In 2019, when my step-son was getting married, I wanted to follow my mother's tradition of giving a quilt as the wedding gift. By this point in time, Mom's eyesight and arthritis in her hands prevented her from being able to do the quilting. I was living two provinces away so I would not have been able to use her quilting frames. And I would not have had time to try to do the hand quilting myself. I sewed the top on my sewing machine and bought a quilting frame. Instead of quilting like my mother, I tie quilted the item. I copied some the designs from the 40th anniversary sampler into the quilt: on a centre panel, I embroidered the names of the bride & groom as well as their wedding date and the names of the bride's children. The bride was in a gothic phase, so I did a black and white quilt. They loved visiting us in New Brunswick during lobster season, so when I spotted lobster print fabric, I had to buy it and incorporate it into the quilt. I love the creativeness of the planning even more than the actual stitching (or in the case of this quilt - hand tieing).Like many people, I made face masks during Covid. That reawakened my enjoyment of sewing. But I was never in lock down as I worked in a retail store deemed to be an essential service. Now that I am retired, I am looking forward to getting back into sewing once we get settled into our new home. I'm envisioning doing a lot of craft fair items like quilted coasters, hotpads, etc as well as quilts and tote bags. But quilted on a sewing machine, not by hand. It will be a case of "Not my Momma's Quilts". Remains to be seen if I will be able to create a market to sell them, or if I will just be making items for our new home as well as gifting to family and friends. As I tell my husband, I get more like my mother every day. Opinions vary as to whether that is a good thing or not. But at least in the artistic arena, I believe it is a positive thing.
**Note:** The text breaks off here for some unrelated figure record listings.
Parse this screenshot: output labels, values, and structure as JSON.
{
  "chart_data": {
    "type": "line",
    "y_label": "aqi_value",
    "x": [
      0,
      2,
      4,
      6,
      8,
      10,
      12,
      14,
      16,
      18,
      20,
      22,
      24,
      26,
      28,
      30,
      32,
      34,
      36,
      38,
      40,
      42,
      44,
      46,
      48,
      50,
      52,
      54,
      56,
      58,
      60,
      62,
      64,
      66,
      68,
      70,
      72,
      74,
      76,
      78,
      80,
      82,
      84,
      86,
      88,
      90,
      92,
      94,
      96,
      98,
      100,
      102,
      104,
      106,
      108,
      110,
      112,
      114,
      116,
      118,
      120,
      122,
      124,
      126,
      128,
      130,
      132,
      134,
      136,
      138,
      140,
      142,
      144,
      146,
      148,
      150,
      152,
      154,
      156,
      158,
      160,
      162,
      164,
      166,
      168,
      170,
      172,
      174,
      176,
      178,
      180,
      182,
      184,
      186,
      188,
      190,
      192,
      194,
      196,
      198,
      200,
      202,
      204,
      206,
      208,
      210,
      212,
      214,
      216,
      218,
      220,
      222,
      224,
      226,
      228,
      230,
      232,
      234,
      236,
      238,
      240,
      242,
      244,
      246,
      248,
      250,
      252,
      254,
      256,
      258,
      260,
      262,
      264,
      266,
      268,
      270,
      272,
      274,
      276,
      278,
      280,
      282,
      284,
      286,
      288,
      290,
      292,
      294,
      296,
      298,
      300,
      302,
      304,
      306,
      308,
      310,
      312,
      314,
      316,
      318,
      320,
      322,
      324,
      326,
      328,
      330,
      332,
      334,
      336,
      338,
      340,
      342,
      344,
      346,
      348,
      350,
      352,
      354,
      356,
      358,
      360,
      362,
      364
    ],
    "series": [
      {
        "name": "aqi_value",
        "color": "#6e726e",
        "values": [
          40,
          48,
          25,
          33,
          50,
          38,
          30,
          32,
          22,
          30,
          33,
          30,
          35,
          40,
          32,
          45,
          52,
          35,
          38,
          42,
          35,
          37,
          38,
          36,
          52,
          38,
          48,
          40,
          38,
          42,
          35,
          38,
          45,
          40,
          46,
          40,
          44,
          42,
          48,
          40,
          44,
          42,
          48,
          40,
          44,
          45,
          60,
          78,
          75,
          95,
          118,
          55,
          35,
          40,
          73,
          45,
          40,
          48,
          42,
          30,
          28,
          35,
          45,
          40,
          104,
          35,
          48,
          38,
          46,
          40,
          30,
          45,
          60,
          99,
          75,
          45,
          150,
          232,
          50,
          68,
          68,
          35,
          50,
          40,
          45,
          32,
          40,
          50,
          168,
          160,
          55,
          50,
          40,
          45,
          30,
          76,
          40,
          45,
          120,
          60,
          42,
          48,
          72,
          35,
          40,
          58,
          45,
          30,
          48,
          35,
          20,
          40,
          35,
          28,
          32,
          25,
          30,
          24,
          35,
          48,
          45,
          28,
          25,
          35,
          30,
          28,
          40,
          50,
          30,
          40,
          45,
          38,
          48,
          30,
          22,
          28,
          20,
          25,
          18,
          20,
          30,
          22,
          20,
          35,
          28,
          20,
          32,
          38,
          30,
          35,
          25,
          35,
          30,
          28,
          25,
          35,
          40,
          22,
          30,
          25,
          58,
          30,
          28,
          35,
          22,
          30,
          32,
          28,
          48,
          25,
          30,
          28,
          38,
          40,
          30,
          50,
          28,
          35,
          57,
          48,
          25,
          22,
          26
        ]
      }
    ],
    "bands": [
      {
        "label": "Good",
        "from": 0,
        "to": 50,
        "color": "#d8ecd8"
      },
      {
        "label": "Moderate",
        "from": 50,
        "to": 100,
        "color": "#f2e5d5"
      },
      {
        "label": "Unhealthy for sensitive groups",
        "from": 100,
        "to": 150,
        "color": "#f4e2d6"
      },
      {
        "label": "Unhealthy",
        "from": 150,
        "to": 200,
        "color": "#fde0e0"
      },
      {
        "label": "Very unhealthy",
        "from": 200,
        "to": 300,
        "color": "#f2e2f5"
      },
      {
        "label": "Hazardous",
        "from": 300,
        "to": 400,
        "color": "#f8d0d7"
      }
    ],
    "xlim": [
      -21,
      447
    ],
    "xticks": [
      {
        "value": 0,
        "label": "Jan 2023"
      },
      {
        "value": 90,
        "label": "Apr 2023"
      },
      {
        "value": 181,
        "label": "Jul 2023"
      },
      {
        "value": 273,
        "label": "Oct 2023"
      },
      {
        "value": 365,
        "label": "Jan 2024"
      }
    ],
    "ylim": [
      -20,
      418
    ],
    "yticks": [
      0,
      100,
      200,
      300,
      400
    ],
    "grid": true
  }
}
My mother passed away this part February at the age 95. Several of her nieces/nephews and spouses travelled 3-4 hours in potentially bad winter weather to attend the funeral. Many of them made a point of telling me how they have appreciated their wedding quilt, and even decades later, still had the item displayed with honour. One of my long time friends had not been able to attend the funeral. When she emailed me her condolences, she included a photo of the tote bag she still had and uses - over 35 years later.